I personally am not a big fan of “experimental” art, I feel it is too full of itself. I think most experimental art makes me feel the artist is pretentious. But then, I myself have been using GPT in much the same way when we have been collaborating to create C# code for creating my video games or asking for help rewriting things. I even defend the use of AI in artistic and scholarly uses. Mark Amerika seems to understand that art is not simply a human creation, primates, elephants, crows, and even pufferfish make what I would call art. I simply add our emerging “AI” systems to the list.
Mark explains the process for creating with an AI not simply copy-pasting it but rather, talking with it, having a back and forth with the AI. When I explain how to use an AI to new people I tell them to “talk to it like you’re talking to a child.” Talk with it, correct it, and explain what you want it to do simply. Because even as advanced as it is, it’s still in its infancy.

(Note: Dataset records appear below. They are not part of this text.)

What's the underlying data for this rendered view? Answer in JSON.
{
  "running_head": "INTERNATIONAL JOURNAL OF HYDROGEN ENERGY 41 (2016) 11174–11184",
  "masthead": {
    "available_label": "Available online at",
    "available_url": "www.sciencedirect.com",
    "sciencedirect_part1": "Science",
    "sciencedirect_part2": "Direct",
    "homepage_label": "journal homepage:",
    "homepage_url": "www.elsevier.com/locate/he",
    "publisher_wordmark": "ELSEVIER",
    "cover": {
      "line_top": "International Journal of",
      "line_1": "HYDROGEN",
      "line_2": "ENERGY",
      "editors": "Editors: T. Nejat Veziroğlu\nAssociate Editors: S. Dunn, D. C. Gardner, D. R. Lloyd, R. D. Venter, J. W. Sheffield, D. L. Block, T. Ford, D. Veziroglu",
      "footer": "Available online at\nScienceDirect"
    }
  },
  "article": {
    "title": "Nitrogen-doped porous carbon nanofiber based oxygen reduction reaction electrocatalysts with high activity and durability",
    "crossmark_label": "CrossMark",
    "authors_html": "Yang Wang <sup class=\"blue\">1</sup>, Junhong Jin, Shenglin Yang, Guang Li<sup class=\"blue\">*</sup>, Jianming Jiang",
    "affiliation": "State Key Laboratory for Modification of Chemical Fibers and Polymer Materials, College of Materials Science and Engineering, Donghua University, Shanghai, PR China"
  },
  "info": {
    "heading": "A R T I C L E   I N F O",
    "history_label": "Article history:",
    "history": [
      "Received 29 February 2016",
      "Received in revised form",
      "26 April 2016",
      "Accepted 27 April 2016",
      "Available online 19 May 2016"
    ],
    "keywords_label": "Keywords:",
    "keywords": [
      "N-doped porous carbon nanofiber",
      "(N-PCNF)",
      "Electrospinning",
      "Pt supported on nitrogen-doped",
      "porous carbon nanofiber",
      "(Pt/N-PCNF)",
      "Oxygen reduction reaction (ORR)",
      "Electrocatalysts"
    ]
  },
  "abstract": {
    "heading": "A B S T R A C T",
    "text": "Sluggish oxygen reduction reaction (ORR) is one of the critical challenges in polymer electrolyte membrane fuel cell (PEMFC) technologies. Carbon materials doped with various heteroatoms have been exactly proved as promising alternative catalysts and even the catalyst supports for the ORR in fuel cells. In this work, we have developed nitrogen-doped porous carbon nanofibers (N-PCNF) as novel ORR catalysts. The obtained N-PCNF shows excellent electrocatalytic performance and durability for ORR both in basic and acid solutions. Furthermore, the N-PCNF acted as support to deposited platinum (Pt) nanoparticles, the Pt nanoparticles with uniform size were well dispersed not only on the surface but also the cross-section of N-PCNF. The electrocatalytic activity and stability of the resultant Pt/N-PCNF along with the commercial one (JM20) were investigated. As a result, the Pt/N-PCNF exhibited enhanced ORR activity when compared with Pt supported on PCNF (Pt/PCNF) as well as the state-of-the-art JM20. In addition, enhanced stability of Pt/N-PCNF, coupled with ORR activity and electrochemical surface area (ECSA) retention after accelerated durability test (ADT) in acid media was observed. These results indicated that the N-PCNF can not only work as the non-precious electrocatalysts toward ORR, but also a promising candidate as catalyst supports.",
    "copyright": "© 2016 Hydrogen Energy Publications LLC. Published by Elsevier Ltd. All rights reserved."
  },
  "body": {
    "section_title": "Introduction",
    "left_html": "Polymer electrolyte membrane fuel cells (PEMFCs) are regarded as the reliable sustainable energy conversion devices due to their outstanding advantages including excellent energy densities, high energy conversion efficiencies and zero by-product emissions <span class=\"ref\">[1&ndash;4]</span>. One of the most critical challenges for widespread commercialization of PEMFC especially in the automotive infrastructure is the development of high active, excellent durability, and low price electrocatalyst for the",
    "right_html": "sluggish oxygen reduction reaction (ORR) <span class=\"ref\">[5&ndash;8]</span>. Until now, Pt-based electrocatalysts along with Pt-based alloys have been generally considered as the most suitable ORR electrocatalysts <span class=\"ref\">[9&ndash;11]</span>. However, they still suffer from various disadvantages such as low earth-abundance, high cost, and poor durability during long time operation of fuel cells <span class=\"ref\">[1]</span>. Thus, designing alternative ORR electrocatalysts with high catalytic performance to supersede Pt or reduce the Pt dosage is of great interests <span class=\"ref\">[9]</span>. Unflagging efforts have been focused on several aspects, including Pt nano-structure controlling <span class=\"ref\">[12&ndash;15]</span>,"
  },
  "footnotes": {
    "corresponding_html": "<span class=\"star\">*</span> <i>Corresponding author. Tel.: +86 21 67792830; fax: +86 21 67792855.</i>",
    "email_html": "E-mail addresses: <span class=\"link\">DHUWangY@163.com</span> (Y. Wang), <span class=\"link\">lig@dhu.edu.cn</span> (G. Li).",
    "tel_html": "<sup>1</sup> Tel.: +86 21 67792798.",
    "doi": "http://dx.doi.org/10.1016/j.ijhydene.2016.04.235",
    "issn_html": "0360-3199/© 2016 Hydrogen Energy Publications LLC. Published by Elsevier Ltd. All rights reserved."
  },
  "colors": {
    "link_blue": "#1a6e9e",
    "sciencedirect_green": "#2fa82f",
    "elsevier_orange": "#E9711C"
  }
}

Learning to collaborate and interact on an equal footing with AI is going to become a very necessary skill as it starts to encroach on every aspect of human life. This intersection of human and artificial creativity raises intriguing questions. How much of the final product is human, and how much is machine? Is the AI merely an advanced tool, or is it stepping into the realm of being a ‘digital muse’? Amerika wants us reconsider the boundaries of authorship and creativity in the digital age.